Pero, ¿qué es una desaparición forzada? Es cualquier forma de privación de libertad en la que participan agentes del Estado o cometida por personas que actúan con su autorización, apoyo o aquiescencia, seguida del ocultamiento del paradero de la persona desaparecida. Es tan grave que así ha sido definida por la Convención Internacional para la protección de todas las personas contra las desapariciones forzadas. Duele tanto, porque la desaparición está cargada de múltiples ofensas que impactan toda la esfera de derechos de la persona y que quiebra y desmorona a los familiares, al no saber dónde está su ser querido ni quién lo desapareció.
Esta práctica ha sido utilizada desde los sesentas en el marco de las dictaduras militares en Sudamérica donde desaparecieron miles de estudiantes, profesores y líderes sociales que estaban en contra de los gobiernos autoritarios. También en conflictos armados no internacionales donde comenzó a llevarse a cabo no solo por agentes estatales sino también por grupos al margen de la ley que hacían parte del conflicto. Tal es el caso de Guatemala, El Salvador, Perú y Colombia.
En la ficción democrática que ha acompañado a México desde mediados del siglo XX, la desaparición forzada ha sido una práctica silenciosa pero recurrente. Durante los sesentas y setentas, se adoptó el modus operandi de las dictaduras militares que impactó en la vida de miembros de movimientos estudiantiles, lideres sociales, población campesina y comunidades indígenas. Más recientemente, desde la improvisada guerra contra las drogas iniciada por Felipe Calderón y continuada por Enrique Peña Nieto, según el Registro Nacional de Persona Extraviadas o Desaparecidas, en México hay, al 30 de abril de 2017, treinta y dos mil personas desaparecidas. Sin contar el subregistro que documentan organizaciones de la sociedad civil de casos que no son denunciados o catalogados como desaparición.
Además, en los últimos dos sexenios hay evidencia de la desaparición por parte de particulares pertenecientes a grupos de la delincuencia organizada, con tolerancia del Estado. No obstante su gravedad, esos hechos han sido minimizados con el verbo levantar. En ese sentido, la desaparición en México no es vista como una violación a derechos humanos y el gobierno pretende reducirla a una problemática entre actores de la delincuencia organizada y no como un problema de seguridad que pone en riesgo a la población en general.

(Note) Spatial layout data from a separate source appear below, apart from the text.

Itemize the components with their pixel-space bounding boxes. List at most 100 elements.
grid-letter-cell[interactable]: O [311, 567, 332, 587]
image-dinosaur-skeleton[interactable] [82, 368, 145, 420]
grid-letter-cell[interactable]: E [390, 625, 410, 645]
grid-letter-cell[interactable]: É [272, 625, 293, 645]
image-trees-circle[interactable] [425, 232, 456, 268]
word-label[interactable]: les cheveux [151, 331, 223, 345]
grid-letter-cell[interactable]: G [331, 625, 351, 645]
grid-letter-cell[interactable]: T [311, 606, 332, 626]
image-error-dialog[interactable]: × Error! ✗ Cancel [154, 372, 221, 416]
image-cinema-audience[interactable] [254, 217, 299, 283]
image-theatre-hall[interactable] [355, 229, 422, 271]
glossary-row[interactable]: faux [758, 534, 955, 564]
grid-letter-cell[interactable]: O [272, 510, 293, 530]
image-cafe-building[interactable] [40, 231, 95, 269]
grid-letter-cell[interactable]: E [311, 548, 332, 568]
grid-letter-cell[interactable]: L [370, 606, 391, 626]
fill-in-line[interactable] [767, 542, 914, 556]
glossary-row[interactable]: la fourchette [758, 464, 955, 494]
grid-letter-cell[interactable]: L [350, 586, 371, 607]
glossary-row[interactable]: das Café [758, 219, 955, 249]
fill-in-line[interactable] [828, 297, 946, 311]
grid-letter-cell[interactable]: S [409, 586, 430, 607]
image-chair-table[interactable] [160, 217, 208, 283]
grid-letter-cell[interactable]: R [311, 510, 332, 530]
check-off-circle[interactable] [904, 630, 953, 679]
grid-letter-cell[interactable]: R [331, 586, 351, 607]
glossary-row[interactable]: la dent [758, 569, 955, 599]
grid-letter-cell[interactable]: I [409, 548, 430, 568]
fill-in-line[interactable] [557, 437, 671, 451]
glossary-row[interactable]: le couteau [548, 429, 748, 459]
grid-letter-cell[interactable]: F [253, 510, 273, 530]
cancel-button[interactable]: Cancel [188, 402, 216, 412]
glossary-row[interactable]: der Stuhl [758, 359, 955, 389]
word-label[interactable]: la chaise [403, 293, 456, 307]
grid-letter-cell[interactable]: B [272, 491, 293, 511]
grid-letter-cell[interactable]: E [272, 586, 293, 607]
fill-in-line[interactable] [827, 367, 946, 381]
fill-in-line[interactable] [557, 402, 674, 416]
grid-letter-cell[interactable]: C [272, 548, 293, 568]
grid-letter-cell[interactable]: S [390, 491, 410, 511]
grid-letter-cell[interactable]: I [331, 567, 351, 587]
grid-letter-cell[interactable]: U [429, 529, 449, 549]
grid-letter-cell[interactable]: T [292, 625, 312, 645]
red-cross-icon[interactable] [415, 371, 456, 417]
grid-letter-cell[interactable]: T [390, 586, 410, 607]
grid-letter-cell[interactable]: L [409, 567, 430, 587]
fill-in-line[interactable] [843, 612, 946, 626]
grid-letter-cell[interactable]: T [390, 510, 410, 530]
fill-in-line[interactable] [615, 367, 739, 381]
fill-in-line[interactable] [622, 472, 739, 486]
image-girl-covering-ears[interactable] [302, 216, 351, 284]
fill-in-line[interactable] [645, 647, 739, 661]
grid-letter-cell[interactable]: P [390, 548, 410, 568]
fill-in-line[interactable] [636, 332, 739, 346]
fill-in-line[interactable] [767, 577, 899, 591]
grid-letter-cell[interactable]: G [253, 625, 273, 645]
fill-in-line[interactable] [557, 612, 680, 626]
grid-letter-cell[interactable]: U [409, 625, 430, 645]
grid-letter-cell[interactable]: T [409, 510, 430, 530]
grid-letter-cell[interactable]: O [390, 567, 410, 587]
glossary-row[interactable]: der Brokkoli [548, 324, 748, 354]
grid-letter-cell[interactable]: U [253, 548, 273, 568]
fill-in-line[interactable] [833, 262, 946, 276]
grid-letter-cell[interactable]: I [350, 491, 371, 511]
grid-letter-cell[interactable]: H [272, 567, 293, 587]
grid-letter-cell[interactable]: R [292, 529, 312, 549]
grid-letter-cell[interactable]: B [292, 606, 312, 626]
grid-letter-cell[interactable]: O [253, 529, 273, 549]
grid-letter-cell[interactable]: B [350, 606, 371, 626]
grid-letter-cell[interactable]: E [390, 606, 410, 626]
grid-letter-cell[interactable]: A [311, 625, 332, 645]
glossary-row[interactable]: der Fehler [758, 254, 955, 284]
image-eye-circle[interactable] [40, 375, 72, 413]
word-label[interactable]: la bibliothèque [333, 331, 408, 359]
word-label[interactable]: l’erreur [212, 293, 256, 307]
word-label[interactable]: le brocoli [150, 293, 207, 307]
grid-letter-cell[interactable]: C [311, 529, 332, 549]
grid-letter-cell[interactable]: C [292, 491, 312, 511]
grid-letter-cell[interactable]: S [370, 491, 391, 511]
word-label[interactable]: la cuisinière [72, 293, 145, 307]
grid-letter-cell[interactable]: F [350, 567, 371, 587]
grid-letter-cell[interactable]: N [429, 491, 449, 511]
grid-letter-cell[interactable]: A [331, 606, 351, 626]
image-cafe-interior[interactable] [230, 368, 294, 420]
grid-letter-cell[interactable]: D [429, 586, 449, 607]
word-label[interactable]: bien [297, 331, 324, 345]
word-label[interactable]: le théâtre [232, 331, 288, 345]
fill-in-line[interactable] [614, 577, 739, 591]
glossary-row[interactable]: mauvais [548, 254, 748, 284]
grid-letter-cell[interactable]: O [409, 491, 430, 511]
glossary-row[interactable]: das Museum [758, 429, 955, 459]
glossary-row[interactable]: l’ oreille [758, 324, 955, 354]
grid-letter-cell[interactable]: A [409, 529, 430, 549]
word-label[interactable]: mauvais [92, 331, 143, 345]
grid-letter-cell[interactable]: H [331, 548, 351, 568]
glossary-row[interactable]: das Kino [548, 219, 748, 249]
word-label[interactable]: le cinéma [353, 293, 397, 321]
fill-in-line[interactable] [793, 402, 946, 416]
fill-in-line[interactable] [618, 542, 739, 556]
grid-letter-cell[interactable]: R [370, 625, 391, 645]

Por eso urge una ley de desaparición que despierte la solidaridad de la sociedad mexicana. Una que sea construida desde abajo, como señala la Oficina del Alto Comisionado de Derechos Humanos en México, y que recoja las principales demandas de los familiares, dándoles poder, resaltando su dimensión ciudadana con derechos y no su condición de víctimas.
En eso precisamente han trabajado muchas familias. Una legislación que se basa en la experiencia y el contexto particular mexicano, y en los modus operandi de la delincuencia organizada. Es una ley que busca garantizar la efectividad y funcionalidad en todos los niveles de gobierno para la respuesta de dos interrogantes: ¿dónde está? y ¿quién fue? Su contenido incluye que no sea necesario esperar 72 horas para iniciar la búsqueda, que el paso del tiempo no impida perseguir el delito, la consolidación de un registro para cruzar información, la conformación de fiscalías especializadas, el fortalecimiento en la respuesta de atención y reparación de víctimas y un enfoque diferencial frente a las desapariciones de mujeres y de personas migrantes en su tránsito por México. En últimas, la ley se convierte en un símbolo para reconocer el dolor de este violento México.
¿Qué podemos hacer para honrar este esfuerzo? Seamos empáticos. La desaparición sucede porque se permite. Presionemos al Congreso para que en el período legislativo que recién comenzó se apruebe la ley y se incluya el presupuesto necesario para materializarla. Démosle al tema la importancia que merece.